Aku, Adam dan Sherly menutup mulut bersamaan karena tanpa sengaja terbuka lebar saking kagetnya.
"Mas tolonglah! Saya sudah bingung harus minta bantuan ke siapa?" ucap wanita itu dengan lemah.
"Sebentar." Mas Yanto meraih sebuah kain panjang bermotif batik lalu menutupi tubuh wanita yang terbaring.
Mas Yanto kulihat menekuk kedua kaki wanita itu seperti posisi orang melahirkan. Tangan dan kepalanya kulihat menengok ke dalam kain tersebut.
Kedua tangannya memeriksa perut wanita yang disebut bernama Dahlia.
"Aman dan memang sudah waktunya," kata mas Yanto.
"Tahan, ya Mbak. Sepertinya masih lima belas menit lagi," ucap Mas Yanto kembali menengok ke arah bagian jalan lahir.
"What? Apa maksudnya ini?" gumamku dalam hati.
Kutatap Mas Yanto, mencari penjelasan melalui bahasa tubuhnya. Perasaanku mendadak menjadi tidak enak.
"Bu, dapur di sebelah mana?" tanya suamiku kepada Bu Ida, ibu dari wanita yang akan melahirkan ini.
Ia tadi sempat menyebutkan nama pada kami karena itu Mas Yanto bisa memanggil namanya dengan baik.
"Di belakang," tunjuk Bu Ida.
"Dam, Sher, tolong rebuskan air!" titah Mas Yanto.
"Bu Ida, tolong disiapkan handuk dan perlengkapan bayinya!" Mas Yanto berseru kepada Bu Ida yang bengong menghadapi situasi paniknya.
"Apa ibu punya alkohol?" tanya Mas Yanto.
Bu Ida menggeleng sembari mengeluarkan pakaian bayi milik Dahlia.

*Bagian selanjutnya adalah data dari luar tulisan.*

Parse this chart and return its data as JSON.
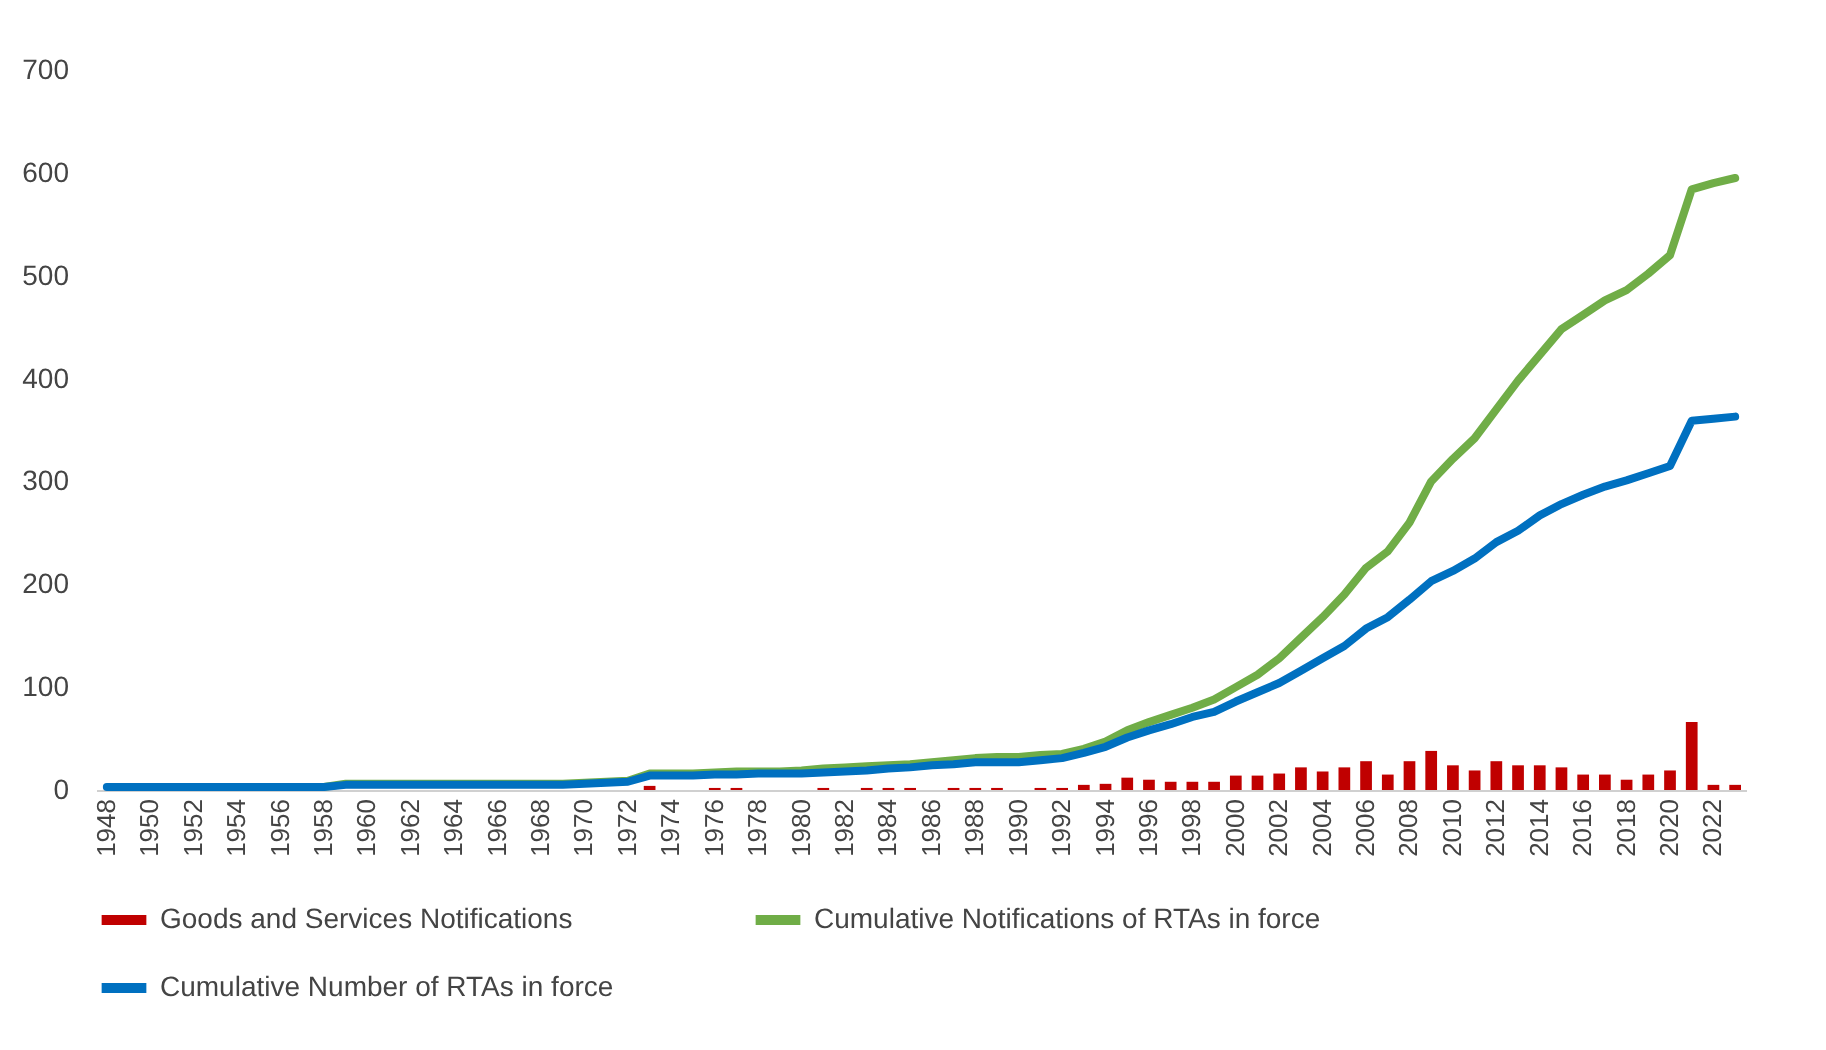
{
  "chart_data": {
    "type": "line",
    "categories": [
      "1948",
      null,
      "1950",
      null,
      "1952",
      null,
      "1954",
      null,
      "1956",
      null,
      "1958",
      null,
      "1960",
      null,
      "1962",
      null,
      "1964",
      null,
      "1966",
      null,
      "1968",
      null,
      "1970",
      null,
      "1972",
      null,
      "1974",
      null,
      "1976",
      null,
      "1978",
      null,
      "1980",
      null,
      "1982",
      null,
      "1984",
      null,
      "1986",
      null,
      "1988",
      null,
      "1990",
      null,
      "1992",
      null,
      "1994",
      null,
      "1996",
      null,
      "1998",
      null,
      "2000",
      null,
      "2002",
      null,
      "2004",
      null,
      "2006",
      null,
      "2008",
      null,
      "2010",
      null,
      "2012",
      null,
      "2014",
      null,
      "2016",
      null,
      "2018",
      null,
      "2020",
      null,
      "2022",
      null
    ],
    "series": [
      {
        "name": "Goods and Services Notifications",
        "type": "bar",
        "color": "#c00000",
        "values": [
          0,
          0,
          0,
          0,
          0,
          0,
          0,
          0,
          0,
          0,
          0,
          0,
          0,
          0,
          0,
          0,
          0,
          0,
          0,
          0,
          0,
          0,
          0,
          0,
          0,
          4,
          0,
          0,
          2,
          2,
          0,
          0,
          0,
          2,
          0,
          2,
          2,
          2,
          0,
          2,
          2,
          2,
          0,
          2,
          2,
          5,
          6,
          12,
          10,
          8,
          8,
          8,
          14,
          14,
          16,
          22,
          18,
          22,
          28,
          15,
          28,
          38,
          24,
          19,
          28,
          24,
          24,
          22,
          15,
          15,
          10,
          15,
          19,
          66,
          5,
          5
        ]
      },
      {
        "name": "Cumulative Notifications of RTAs in force",
        "color": "#70ad47",
        "values": [
          null,
          null,
          null,
          null,
          null,
          null,
          null,
          null,
          null,
          null,
          3,
          6,
          6,
          6,
          6,
          6,
          6,
          6,
          6,
          6,
          6,
          6,
          7,
          8,
          9,
          16,
          16,
          16,
          17,
          18,
          18,
          18,
          19,
          21,
          22,
          23,
          24,
          25,
          27,
          29,
          31,
          32,
          32,
          34,
          35,
          40,
          47,
          58,
          66,
          73,
          80,
          88,
          100,
          112,
          128,
          148,
          168,
          190,
          216,
          232,
          260,
          300,
          322,
          342,
          370,
          398,
          423,
          448,
          462,
          476,
          486,
          502,
          520,
          584,
          590,
          595
        ]
      },
      {
        "name": "Cumulative Number of RTAs in force",
        "color": "#0070c0",
        "values": [
          3,
          3,
          3,
          3,
          3,
          3,
          3,
          3,
          3,
          3,
          3,
          5,
          5,
          5,
          5,
          5,
          5,
          5,
          5,
          5,
          5,
          5,
          6,
          7,
          8,
          14,
          14,
          14,
          15,
          15,
          16,
          16,
          16,
          17,
          18,
          19,
          21,
          22,
          24,
          25,
          27,
          27,
          27,
          29,
          31,
          36,
          42,
          51,
          58,
          64,
          71,
          76,
          86,
          95,
          104,
          116,
          128,
          140,
          157,
          168,
          185,
          203,
          213,
          225,
          241,
          252,
          267,
          278,
          287,
          295,
          301,
          308,
          315,
          359,
          361,
          363
        ]
      }
    ],
    "ylim": [
      0,
      700
    ],
    "yticks": [
      0,
      100,
      200,
      300,
      400,
      500,
      600,
      700
    ],
    "legend": "bottom"
  }
}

Kutatap Mas Yanto, kembali meyakinkan hati bahwa suamiku tidak sedang main-main. Kulihat Mas Yanto tampaknya benar-bebar serius akan membantu persalinan si Mbak ini.
"Mas Yanto bersedia menolong?" Bu Ida sepertinya juga meminta kepastian.
"Iya, akan saya bantu. Ibu dan yang lain tenang dan jangan panik. Tolong bantu saya saja," jelas Mas Yanto.
"Siapa nama anak ibu?" tanya suamiku sebelum Bu Ida beranjak mencari pakaian bayi untuk calon cucunya.
Kulihat wajahnya sedikit cerah dengan ucapan suamiku.
"Dahlia. Namanya Dahlia," jawab Bu Ida sambil tersenyum.
Kulihat ada kelegaan yang tiada tara dibalik senyumnya.
"Dek, Mas minta tolong kamu temani Dahlia!" Mas Yanto menitahku.
"Apa? Aku juga diminta membantu," gumamku tidak percaya.
***
Bersambung.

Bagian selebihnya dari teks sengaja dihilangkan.